XIX.
ACHROMATISM AND HYPERCHROMATISM.
285.
Formerly when much that is regular and constant in nature was considered as mere aberration and accident, the colours arising from refraction were but little attended to, and were looked upon as an appearance attributable to particular local circumstances.
286.
But after it had been assumed that this appearance of colour accompanies refraction at all times, it was natural that it should be considered as intimately and exclusively connected with that phenomenon; the belief obtaining that the measure of the coloured appearance was in proportion to the measure of the refraction, and that they must advance _pari passu_ with each other.
287.
If, again, philosophers ascribed the phenomenon of a stronger or weaker refraction, not indeed wholly, but in some degree, to the different density of the medium, (as purer atmospheric air, air charged with vapours, water, glass, according to their increasing density, increase the so-called refraction, or displacement of the object;) so they could hardly doubt that the appearance of colour must increase in the same proportion; and hence took it for granted, in combining different mediums which were to counteract refraction, that as long as refraction existed, the appearance of colour must take place, and that as soon as the colour disappeared, the refraction also must cease.
288.
Afterwards it was, however, discovered that this relation which was assumed to correspond, was, in fact, dissimilar; that two mediums can refract an object with equal power, and yet produce very dissimilar coloured borders.
289.
It was found that, in addition to the physical principle to which refraction was ascribed, a chemical one was also to be taken into the account.
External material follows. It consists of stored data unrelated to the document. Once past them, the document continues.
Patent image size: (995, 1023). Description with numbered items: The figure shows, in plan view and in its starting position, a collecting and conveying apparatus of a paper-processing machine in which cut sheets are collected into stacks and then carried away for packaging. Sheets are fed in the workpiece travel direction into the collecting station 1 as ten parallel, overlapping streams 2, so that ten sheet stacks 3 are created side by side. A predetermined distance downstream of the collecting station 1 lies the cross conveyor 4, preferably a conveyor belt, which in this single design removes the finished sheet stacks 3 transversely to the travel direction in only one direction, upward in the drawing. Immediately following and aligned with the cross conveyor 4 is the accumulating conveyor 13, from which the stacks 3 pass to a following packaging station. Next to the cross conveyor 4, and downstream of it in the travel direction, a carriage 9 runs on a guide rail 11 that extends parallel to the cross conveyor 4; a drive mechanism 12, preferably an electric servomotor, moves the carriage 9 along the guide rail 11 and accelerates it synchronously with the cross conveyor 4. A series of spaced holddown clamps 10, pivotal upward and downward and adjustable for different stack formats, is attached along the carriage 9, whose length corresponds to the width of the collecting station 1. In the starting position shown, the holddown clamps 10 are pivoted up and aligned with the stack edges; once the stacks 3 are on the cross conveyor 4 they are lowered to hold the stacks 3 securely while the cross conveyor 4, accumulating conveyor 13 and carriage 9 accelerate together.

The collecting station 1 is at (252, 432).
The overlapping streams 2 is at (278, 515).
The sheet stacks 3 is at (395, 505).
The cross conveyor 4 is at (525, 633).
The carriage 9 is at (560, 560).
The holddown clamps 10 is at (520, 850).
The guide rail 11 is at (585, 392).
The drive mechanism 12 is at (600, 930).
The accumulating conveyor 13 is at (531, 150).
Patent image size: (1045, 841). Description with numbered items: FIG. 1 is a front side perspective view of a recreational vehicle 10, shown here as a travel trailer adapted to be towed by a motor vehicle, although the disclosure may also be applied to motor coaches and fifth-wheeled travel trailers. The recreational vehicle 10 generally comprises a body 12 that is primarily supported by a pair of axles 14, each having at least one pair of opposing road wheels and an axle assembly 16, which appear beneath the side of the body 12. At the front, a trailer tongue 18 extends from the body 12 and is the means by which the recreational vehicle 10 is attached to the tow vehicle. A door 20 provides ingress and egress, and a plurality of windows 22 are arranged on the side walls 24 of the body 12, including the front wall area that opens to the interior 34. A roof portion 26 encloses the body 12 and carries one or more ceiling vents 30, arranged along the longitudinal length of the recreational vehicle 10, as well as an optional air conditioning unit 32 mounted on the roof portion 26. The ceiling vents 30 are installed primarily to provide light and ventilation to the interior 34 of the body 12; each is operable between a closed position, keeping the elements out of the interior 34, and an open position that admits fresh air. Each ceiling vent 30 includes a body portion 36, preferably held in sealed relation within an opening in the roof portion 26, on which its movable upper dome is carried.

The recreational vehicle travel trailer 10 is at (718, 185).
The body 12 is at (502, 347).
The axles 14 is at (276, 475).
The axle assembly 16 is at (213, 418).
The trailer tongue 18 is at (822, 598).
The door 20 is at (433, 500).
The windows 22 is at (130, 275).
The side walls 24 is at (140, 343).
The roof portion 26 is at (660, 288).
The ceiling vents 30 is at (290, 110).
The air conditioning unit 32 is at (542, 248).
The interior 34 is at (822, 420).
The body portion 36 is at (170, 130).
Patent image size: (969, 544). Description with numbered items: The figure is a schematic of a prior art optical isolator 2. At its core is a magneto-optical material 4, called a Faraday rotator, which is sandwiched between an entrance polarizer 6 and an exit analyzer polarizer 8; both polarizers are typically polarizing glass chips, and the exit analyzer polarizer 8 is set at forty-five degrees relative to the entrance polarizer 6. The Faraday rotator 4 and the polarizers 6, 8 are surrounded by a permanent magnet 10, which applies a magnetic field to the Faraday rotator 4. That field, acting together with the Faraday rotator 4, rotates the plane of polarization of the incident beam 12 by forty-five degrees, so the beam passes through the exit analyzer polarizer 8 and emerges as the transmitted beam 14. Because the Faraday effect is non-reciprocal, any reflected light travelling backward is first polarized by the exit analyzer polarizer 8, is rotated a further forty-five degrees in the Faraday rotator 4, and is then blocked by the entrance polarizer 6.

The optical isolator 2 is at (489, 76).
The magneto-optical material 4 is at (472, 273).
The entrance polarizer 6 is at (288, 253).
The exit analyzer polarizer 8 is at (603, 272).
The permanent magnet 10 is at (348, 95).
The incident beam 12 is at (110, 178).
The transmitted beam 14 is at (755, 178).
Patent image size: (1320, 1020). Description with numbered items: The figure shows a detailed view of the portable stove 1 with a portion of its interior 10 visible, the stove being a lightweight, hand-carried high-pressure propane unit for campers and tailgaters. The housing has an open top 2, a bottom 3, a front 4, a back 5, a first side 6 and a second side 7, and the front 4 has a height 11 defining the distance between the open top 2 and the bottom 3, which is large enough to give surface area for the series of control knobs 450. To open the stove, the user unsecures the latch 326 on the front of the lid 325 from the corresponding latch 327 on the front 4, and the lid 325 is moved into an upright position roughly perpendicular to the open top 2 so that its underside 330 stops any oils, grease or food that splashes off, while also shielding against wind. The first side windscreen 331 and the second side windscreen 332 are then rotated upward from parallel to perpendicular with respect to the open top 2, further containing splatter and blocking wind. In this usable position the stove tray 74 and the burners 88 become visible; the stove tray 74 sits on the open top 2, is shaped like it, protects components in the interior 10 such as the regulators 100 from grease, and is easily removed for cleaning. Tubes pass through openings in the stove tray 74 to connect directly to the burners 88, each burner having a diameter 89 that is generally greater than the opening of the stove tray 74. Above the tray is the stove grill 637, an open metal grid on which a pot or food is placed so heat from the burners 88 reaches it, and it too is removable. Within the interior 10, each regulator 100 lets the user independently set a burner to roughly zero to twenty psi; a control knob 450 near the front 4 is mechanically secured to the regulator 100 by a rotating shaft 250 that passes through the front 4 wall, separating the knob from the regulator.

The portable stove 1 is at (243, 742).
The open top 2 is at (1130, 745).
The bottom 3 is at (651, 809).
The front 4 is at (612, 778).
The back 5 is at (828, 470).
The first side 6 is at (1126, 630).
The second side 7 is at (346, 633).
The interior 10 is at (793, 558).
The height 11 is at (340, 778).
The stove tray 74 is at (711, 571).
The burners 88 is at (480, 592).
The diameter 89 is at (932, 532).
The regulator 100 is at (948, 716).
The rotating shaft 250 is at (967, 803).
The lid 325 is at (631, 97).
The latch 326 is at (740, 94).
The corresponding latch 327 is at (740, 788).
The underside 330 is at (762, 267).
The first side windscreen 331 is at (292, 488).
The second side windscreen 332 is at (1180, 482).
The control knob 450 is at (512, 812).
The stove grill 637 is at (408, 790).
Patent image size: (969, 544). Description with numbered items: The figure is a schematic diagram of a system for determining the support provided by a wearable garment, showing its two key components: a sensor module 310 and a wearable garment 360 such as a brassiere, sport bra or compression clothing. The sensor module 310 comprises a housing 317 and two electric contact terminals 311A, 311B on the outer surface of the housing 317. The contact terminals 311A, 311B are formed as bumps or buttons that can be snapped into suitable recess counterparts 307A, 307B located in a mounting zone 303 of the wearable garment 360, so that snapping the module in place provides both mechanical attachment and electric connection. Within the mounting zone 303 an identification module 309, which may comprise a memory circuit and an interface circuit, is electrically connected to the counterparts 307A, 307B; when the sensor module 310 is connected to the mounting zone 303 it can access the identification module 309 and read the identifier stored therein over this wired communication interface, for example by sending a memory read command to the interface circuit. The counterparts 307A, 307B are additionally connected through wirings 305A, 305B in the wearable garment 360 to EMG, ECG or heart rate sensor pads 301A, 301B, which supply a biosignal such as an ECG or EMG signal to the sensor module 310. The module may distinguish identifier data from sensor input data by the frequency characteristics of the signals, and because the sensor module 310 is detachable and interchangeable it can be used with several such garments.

We propose to pursue this subject hereafter, in the chemical division of our inquiry, and we shall have to describe the particulars of this important discovery in our history of the doctrine of colours. What follows may suffice for the present.
290.
In mediums of similar or nearly similar refracting power, we find the remarkable circumstance that a greater and lesser appearance of colour can be produced by a chemical treatment; the greater effect is owing, namely, to acids, the lesser to alkalis. If metallic oxydes are introduced into a common mass of glass, the coloured appearance through such glasses becomes greatly increased without any perceptible change of refracting power. That the lesser effect, again, is produced by alkalis, may be easily supposed.
291.
Those kinds of glass which were first employed after the discovery, are called flint and crown glass; the first produces the stronger, the second the fainter appearance of colour.
292.
We shall make use of both these denominations as technical terms in our present statement, and assume that the refractive power of both is the same, but that flint-glass produces the coloured appearance more strongly by one-third than the crown-glass. The diagram (Plate 3, fig. 2,) may serve in illustration.
293.
A black surface is here divided into compartments for more convenient demonstration: let the spectator imagine five white squares between the parallel lines _a, b,_ and _c, d_. The square No. 1, is presented to the naked eye unmoved from its place.
294.
But let the square No. 2, seen through a crown-glass prism _g_, be supposed to be displaced by refraction three compartments, exhibiting the coloured borders to a certain extent; again, let the square No. 3, seen through a flint glass prism _h_, in like manner be moved downwards three compartments, when it will exhibit the coloured borders by about a third wider than No. 2.
295.
Again, let us suppose that the square No. 4, has, like No. 2, been moved downwards three compartments by a prism of crown-glass, and that then by an oppositely placed prism _h_, of flint-glass, it has been again raised to its former situation, where it now stands.
296.
Here, it is true, the refraction is done away with by the opposition of the two; but as the prism _h_, in displacing the square by refraction through three compartments, produces coloured borders wider by a third than those produced by the prism _g_, so, notwithstanding the refraction is neutralised, there must be an excess of coloured border remaining. (The position of this colour, as usual, depends on the direction of the apparent motion (204) communicated to the square by the prism _h_, and, consequently, it is the reverse of the appearance in the two squares 2 and 3, which have been moved in an opposite direction.) This excess of colour we have called Hyperchromatism, and from this the achromatic state may be immediately arrived at.
297.
For assuming that it was the square No. 5 which was removed three compartments from its first supposed place, like No. 2, by a prism of crown-glass _g_, it would only be necessary to reduce the angle of a prism of flint-glass _h_, and to connect it, reversed, to the prism _g_, in order to raise the square No. 5 two degrees or compartments; by which means the Hyperchromatism of the first case would cease, the figure would not quite return to its first position, and yet be already colourless. The prolonged lines of the united prisms, under No. 5, show that a single complete prism remains: again, we have only to suppose the lines curved, and an object-glass presents itself. Such is the principle of the achromatic telescopes.
298.
For these experiments, a small prism composed of three different prisms, as prepared in England, is extremely well adapted. It is to be hoped our own opticians will in future enable every friend of science to provide himself with this necessary instrument.